L. Kaczyński honorowym doktorem uniwersytetu w Tbilisi
Źródło zdjęć: © PAP

16.04.2007 | aktual.: 16.04.2007 17:36

Przed chwilą, gdy usłyszałem "Gaudeamus igitur", które tyle razy słyszałem na polskich uniwersytetach, pomyślałem o tym, jaka jest potęga europejskiej tradycji uniwersytetu i ile uniwersytety zrobiły dla naszej kultury, rozwoju i tego wszystkiego, co uczyniło cywilizację chrześcijańską - niezależnie od obrządku - tak potężną. To jest dorobek, który dziś szczególnie trzeba rozwijać - powiedział prezydent.

Podkreślił też, że to nie terytorium, ale przynależność do kultury wspólnoty świadczy o europejskości kraju. Europa to pewien typ kultury, podejścia do człowieka - mówił.

Przypomniał, że Europa, którą kiedyś definiowano bardzo wąsko, która nie wykraczała poza Łabę, obecnie bardzo znacznie się poszerzyła. Jak dodał, ta Europa powinna się jednoczyć.

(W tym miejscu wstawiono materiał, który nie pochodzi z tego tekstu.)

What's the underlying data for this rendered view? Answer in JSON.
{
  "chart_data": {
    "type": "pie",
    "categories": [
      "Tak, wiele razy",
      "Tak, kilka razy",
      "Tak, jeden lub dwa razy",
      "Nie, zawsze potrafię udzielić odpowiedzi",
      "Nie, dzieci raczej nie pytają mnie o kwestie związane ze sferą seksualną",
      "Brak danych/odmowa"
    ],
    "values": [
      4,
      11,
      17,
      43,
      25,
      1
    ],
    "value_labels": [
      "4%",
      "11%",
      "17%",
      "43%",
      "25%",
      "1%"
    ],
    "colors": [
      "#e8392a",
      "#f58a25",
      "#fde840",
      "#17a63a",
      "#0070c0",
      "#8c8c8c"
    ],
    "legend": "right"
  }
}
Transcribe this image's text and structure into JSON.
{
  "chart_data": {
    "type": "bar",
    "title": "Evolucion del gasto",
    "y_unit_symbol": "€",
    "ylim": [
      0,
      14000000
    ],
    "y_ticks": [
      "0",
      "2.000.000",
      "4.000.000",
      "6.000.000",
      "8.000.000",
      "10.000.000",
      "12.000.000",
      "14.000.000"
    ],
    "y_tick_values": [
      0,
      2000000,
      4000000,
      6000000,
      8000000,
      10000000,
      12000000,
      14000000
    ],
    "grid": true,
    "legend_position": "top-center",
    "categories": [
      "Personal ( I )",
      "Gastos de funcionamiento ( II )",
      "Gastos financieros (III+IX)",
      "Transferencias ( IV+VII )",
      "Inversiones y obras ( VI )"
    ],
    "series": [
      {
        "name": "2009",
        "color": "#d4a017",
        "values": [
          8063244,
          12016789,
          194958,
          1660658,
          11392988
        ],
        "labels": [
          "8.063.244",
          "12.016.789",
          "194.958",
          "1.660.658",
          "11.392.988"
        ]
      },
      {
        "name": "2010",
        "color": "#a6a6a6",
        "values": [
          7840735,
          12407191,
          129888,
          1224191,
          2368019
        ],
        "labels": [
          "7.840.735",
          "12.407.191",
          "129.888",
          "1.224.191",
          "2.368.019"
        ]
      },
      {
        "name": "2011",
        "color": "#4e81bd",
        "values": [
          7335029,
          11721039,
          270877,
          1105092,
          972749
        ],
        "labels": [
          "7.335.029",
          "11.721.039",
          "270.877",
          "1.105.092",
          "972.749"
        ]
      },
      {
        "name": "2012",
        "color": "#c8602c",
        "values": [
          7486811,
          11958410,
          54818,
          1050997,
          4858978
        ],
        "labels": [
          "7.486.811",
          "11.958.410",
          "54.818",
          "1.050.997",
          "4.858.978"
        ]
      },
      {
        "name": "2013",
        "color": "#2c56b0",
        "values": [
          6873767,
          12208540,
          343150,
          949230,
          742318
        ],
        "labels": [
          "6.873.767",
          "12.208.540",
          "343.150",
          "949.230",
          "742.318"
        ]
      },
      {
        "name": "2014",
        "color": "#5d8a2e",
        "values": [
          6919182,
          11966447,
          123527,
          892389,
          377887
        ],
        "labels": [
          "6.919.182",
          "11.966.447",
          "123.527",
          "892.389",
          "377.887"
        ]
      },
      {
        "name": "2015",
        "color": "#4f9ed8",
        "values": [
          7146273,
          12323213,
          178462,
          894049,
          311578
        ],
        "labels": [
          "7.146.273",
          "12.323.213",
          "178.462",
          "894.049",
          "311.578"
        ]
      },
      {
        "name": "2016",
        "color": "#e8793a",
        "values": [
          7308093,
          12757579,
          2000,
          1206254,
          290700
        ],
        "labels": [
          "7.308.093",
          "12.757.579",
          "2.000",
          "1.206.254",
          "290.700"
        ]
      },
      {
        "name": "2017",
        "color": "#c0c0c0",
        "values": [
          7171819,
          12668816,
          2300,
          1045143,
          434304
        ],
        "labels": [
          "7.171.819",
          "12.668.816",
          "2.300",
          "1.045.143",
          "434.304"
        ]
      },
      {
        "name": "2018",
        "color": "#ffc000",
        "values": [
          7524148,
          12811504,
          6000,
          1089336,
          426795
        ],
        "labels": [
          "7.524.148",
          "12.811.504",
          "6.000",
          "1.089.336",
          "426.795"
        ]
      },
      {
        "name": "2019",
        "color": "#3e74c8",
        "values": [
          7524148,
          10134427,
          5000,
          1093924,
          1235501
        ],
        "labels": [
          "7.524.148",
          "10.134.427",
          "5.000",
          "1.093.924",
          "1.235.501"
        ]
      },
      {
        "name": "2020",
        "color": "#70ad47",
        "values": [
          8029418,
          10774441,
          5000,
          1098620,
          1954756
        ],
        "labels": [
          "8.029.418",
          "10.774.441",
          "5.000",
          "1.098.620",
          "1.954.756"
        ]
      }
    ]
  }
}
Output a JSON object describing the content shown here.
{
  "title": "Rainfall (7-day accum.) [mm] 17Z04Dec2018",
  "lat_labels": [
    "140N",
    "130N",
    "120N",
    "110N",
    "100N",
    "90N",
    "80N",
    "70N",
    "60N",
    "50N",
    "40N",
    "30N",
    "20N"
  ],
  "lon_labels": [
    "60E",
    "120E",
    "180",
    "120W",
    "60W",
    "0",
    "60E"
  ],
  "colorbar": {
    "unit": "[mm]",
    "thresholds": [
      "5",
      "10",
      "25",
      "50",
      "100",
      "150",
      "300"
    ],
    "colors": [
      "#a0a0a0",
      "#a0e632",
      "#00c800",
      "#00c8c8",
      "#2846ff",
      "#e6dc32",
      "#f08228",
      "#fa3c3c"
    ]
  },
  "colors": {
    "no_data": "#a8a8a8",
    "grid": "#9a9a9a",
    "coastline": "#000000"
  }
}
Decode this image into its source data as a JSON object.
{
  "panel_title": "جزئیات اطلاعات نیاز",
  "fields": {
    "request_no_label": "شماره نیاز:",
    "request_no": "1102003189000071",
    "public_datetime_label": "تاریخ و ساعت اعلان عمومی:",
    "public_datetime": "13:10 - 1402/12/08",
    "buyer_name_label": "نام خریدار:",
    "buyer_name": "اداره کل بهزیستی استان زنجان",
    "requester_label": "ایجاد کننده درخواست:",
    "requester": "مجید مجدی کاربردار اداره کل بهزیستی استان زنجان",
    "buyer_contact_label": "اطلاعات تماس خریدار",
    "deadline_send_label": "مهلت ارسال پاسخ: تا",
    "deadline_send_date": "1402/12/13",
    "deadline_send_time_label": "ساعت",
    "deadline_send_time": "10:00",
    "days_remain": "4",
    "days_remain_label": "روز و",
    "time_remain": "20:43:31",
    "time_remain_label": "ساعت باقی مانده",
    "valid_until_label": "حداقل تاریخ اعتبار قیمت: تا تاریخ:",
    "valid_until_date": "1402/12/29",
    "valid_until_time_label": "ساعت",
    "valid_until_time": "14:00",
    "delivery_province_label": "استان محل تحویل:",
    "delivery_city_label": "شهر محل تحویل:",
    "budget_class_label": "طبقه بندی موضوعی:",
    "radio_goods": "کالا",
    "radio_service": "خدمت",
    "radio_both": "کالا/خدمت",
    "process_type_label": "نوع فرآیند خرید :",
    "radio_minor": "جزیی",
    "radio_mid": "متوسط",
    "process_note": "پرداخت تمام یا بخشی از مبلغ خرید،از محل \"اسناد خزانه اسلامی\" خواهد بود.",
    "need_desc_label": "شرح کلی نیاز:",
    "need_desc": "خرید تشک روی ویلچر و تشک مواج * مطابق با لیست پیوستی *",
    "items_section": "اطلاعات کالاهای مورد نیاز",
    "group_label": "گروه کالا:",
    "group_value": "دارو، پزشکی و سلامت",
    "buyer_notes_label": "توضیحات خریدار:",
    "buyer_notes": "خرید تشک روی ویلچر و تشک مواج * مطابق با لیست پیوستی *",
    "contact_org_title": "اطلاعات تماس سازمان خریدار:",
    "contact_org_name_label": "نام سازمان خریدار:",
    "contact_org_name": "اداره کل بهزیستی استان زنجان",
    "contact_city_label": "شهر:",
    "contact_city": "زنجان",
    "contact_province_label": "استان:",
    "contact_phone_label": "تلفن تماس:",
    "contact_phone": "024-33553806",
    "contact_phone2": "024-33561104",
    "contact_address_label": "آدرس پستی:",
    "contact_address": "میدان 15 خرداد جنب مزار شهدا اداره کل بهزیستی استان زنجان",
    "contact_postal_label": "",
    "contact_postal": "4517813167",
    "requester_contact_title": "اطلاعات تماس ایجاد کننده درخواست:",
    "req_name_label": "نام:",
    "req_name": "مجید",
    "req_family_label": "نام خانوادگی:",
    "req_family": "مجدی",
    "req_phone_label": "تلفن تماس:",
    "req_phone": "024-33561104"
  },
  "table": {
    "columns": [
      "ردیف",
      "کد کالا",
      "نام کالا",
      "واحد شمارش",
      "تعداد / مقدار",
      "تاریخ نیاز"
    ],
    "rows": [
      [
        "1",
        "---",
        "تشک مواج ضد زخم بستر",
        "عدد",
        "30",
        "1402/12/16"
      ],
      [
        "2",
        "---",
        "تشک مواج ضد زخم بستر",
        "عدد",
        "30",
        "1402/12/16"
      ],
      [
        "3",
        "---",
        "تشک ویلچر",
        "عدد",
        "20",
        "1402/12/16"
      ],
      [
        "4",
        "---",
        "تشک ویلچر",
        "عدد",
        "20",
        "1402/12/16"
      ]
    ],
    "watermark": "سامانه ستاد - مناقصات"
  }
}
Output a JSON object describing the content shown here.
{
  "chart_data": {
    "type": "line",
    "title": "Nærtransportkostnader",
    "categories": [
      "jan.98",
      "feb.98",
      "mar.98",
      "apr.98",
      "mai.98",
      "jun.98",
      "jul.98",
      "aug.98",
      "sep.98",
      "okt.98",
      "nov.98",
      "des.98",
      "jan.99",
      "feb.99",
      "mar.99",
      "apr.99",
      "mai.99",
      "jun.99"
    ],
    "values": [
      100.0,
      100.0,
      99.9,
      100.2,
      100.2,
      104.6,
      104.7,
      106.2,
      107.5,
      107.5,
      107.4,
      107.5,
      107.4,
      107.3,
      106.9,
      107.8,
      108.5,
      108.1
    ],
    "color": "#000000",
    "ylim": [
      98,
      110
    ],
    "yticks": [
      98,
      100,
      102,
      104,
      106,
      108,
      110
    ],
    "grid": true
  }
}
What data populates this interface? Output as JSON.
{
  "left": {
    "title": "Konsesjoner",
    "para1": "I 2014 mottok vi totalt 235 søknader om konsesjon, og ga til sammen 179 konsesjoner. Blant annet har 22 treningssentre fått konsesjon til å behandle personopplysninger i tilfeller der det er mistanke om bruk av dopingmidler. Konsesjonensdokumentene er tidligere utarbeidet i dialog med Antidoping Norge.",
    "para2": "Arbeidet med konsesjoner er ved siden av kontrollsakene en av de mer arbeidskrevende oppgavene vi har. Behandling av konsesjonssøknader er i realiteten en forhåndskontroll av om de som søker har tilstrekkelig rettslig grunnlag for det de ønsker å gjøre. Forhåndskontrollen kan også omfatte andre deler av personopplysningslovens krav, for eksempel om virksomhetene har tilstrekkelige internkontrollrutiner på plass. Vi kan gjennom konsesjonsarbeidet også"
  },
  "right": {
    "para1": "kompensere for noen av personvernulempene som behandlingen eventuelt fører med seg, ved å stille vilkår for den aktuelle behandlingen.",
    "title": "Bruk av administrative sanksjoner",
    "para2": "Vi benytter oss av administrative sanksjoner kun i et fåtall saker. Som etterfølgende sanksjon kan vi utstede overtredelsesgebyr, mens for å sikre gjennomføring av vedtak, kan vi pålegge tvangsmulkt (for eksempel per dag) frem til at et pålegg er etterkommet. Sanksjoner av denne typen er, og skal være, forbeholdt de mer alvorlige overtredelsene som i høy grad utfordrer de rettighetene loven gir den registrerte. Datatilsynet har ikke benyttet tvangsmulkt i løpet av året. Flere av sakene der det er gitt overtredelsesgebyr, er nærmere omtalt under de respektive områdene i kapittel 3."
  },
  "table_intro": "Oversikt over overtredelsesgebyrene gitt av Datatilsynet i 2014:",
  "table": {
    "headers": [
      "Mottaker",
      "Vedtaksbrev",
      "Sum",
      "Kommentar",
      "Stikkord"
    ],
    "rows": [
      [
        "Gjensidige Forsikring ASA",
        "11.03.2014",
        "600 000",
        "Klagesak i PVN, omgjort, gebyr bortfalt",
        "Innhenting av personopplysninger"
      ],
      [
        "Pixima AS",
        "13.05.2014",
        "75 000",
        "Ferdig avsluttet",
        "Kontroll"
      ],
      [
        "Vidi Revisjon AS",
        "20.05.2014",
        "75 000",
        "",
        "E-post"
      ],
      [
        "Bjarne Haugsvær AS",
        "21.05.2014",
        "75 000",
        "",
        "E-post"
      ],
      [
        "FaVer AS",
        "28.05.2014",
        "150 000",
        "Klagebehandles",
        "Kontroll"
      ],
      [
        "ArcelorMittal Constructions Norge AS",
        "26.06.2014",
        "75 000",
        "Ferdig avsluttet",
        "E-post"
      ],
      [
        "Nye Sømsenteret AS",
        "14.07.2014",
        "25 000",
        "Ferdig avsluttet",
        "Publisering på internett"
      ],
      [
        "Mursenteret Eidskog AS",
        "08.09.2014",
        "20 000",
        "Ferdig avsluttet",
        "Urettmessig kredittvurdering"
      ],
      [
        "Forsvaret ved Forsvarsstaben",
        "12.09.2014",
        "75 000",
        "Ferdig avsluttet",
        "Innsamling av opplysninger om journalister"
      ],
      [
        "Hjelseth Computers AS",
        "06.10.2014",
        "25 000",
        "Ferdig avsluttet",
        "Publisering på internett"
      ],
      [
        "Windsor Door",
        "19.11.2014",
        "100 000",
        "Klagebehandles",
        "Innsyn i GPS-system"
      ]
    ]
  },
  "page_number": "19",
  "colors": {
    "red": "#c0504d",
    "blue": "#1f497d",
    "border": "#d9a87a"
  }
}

Prezydent podkreślił, że NATO i Unia Europejska to dwie organizacje jednoczące wspólnotę kultury europejskiej. Oświadczył też, że Gruzja jest już bliska NATO i że zapewne do końca jego kadencji (w 2010 roku) będzie ona pełnoprawnym członkiem Paktu Północnoatlantyckiego.

Droga do UE z różnych powodów jest dłuższa, ale nie można z niej rezygnować - mówił prezydent zwracając się do Gruzinów.

Lech Kaczyński zapewnił, że Polska nie prowadzi filozofii zimnych i krótkowzrocznych interesów. Na drodze patrzenia (polskiej polityki) jest wasze państwo, z którym czujemy się związani i które chcielibyśmy widzieć jak najbliżej nas. Życzę tego i Gruzji, i Polsce - podkreślił prezydent.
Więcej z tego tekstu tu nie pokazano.